Can Rahul Gandhi’s party deny that it was Congress that perfected this art of vote robbery? Can the RJD or SP deny their cadres’ notorious role in turning elections into war zones, where ordinary voters were silenced by hired goons? If this was not “vote chori by their goondas,” then what else was it?

Congress also manipulated the system from the top. It handpicked pliant Election Commissioners, ensured they danced to its tune, and later rewarded them with gubernatorial postings. This is a historical record. Yet today, the same party has the gall to question the neutrality of the ECI. Their “vote chori” narrative is not about safeguarding democracy; it is about refusing to accept the people’s mandate, to fight and defeat a popular leader commanding the trust of 1.4 billion Indians.

India’s legal framework does not grant politicians immunity for deliberate lies. The Representation of the People Act, 1951, lays down clear provisions for disqualification:

  • Section 8 disqualifies a candidate upon conviction for offenses involving corruption, moral turpitude, or promoting enmity.
  • Section 123 defines “corrupt practices,” including spreading false statements about elections or candidates, which strike at the integrity of the process.
  • Section 10A empowers the disqualification for failure to maintain lawful conduct in connection with elections.

When the Leader of the Opposition—holding constitutional stature—repeatedly makes false claims that the ECI itself debunks, he arguably violates both the spirit and the letter of these laws. The ECI cannot be reduced to a helpless referee constantly issuing clarifications. It must act.

Rahul Gandhi’s personal record only strengthens the case:

  • Defamation: Convicted in 2023 for his “Modi surname” remark (later stayed), already once disqualified under Section 8.
  • National Herald Scam: Accused in the Enforcement Directorate probe for siphoning funds.
  • Citizenship Question: Legal proceedings challenge his alleged dual UK citizenship—a potential disqualification under the Constitution.
  • Multiple Cases: From defaming the RSS to a BJP leader, he faces cases across courts and is out on bail in several.

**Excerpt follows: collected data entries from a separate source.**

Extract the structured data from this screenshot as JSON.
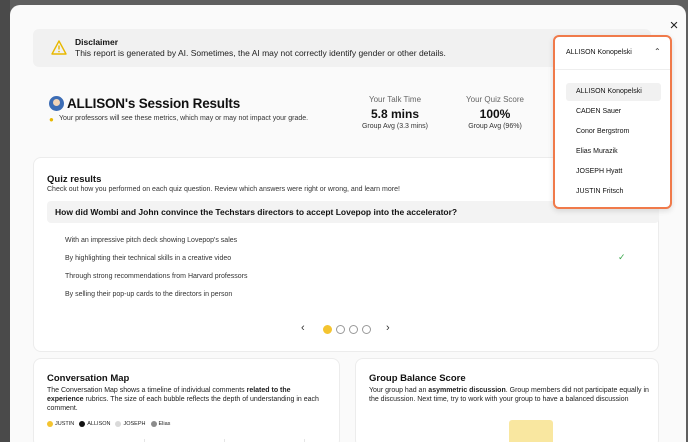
{
  "disclaimer": {
    "title": "Disclaimer",
    "text": "This report is generated by AI. Sometimes, the AI may not correctly identify gender or other details."
  },
  "session": {
    "title": "ALLISON's Session Results",
    "note": "Your professors will see these metrics, which may or may not impact your grade."
  },
  "metrics": [
    {
      "label": "Your Talk Time",
      "value": "5.8 mins",
      "group": "Group Avg (3.3 mins)"
    },
    {
      "label": "Your Quiz Score",
      "value": "100%",
      "group": "Group Avg (96%)"
    }
  ],
  "quiz": {
    "title": "Quiz results",
    "subtitle": "Check out how you performed on each quiz question. Review which answers were right or wrong, and learn more!",
    "question": "How did Wombi and John convince the Techstars directors to accept Lovepop into the accelerator?",
    "answers": [
      "With an impressive pitch deck showing Lovepop's sales",
      "By highlighting their technical skills in a creative video",
      "Through strong recommendations from Harvard professors",
      "By selling their pop-up cards to the directors in person"
    ],
    "correct_index": 1,
    "current_page": 1,
    "total_pages": 4
  },
  "conversation_map": {
    "title": "Conversation Map",
    "text_a": "The Conversation Map shows a timeline of individual comments ",
    "text_bold": "related to the experience",
    "text_b": " rubrics. The size of each bubble reflects the depth of understanding in each comment.",
    "legend": [
      {
        "name": "JUSTIN",
        "color": "#f4c430"
      },
      {
        "name": "ALLISON",
        "color": "#111111"
      },
      {
        "name": "JOSEPH",
        "color": "#d9d9d9"
      },
      {
        "name": "Elias",
        "color": "#8c8c8c"
      }
    ]
  },
  "group_balance": {
    "title": "Group Balance Score",
    "text_a": "Your group had an ",
    "text_bold": "asymmetric discussion",
    "text_b": ". Group members did not participate equally in the discussion. Next time, try to work with your group to have a balanced discussion"
  },
  "dropdown": {
    "selected": "ALLISON Konopelski",
    "options": [
      "ALLISON Konopelski",
      "CADEN Sauer",
      "Conor Bergstrom",
      "Elias Murazik",
      "JOSEPH Hyatt",
      "JUSTIN Fritsch"
    ],
    "highlighted_index": 0,
    "accent": "#f07a4a"
  },
  "icons": {
    "close": "×",
    "check": "✓",
    "chevron_up": "⌃",
    "prev": "‹",
    "next": "›",
    "bulb": "💡"
  }
}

This is not the profile of a responsible Leader of Opposition—it is the record of a repeat offender.

Worse, his propaganda dovetails with foreign agendas. In Sri Lanka, Nepal, and Bangladesh, similar Western-backed campaigns destabilized governments. Gandhi’s attacks, echoed abroad by Pitroda and recycled by Western think tanks, paint Indian democracy as fraudulent. That is not dissent—it is sabotage.

If Congress and its allies cannot defeat Modi electorally, they are free to reorganize and campaign harder. What they cannot do is delegitimize India’s election system—the very foundation of democracy. Gandhi’s narrative is not just a lie; it corrodes public trust.

The ECI must rise above issuing press notes. It must invoke the Representation of the People Act and initiate disqualification proceedings. Anything less will further embolden anarchy.

India deserves a responsible Opposition, not one led by a man on bail who recycles his party’s own legacy of booth capturing into today’s foreign-scripted propaganda. Disqualification is not just justified—it is overdue.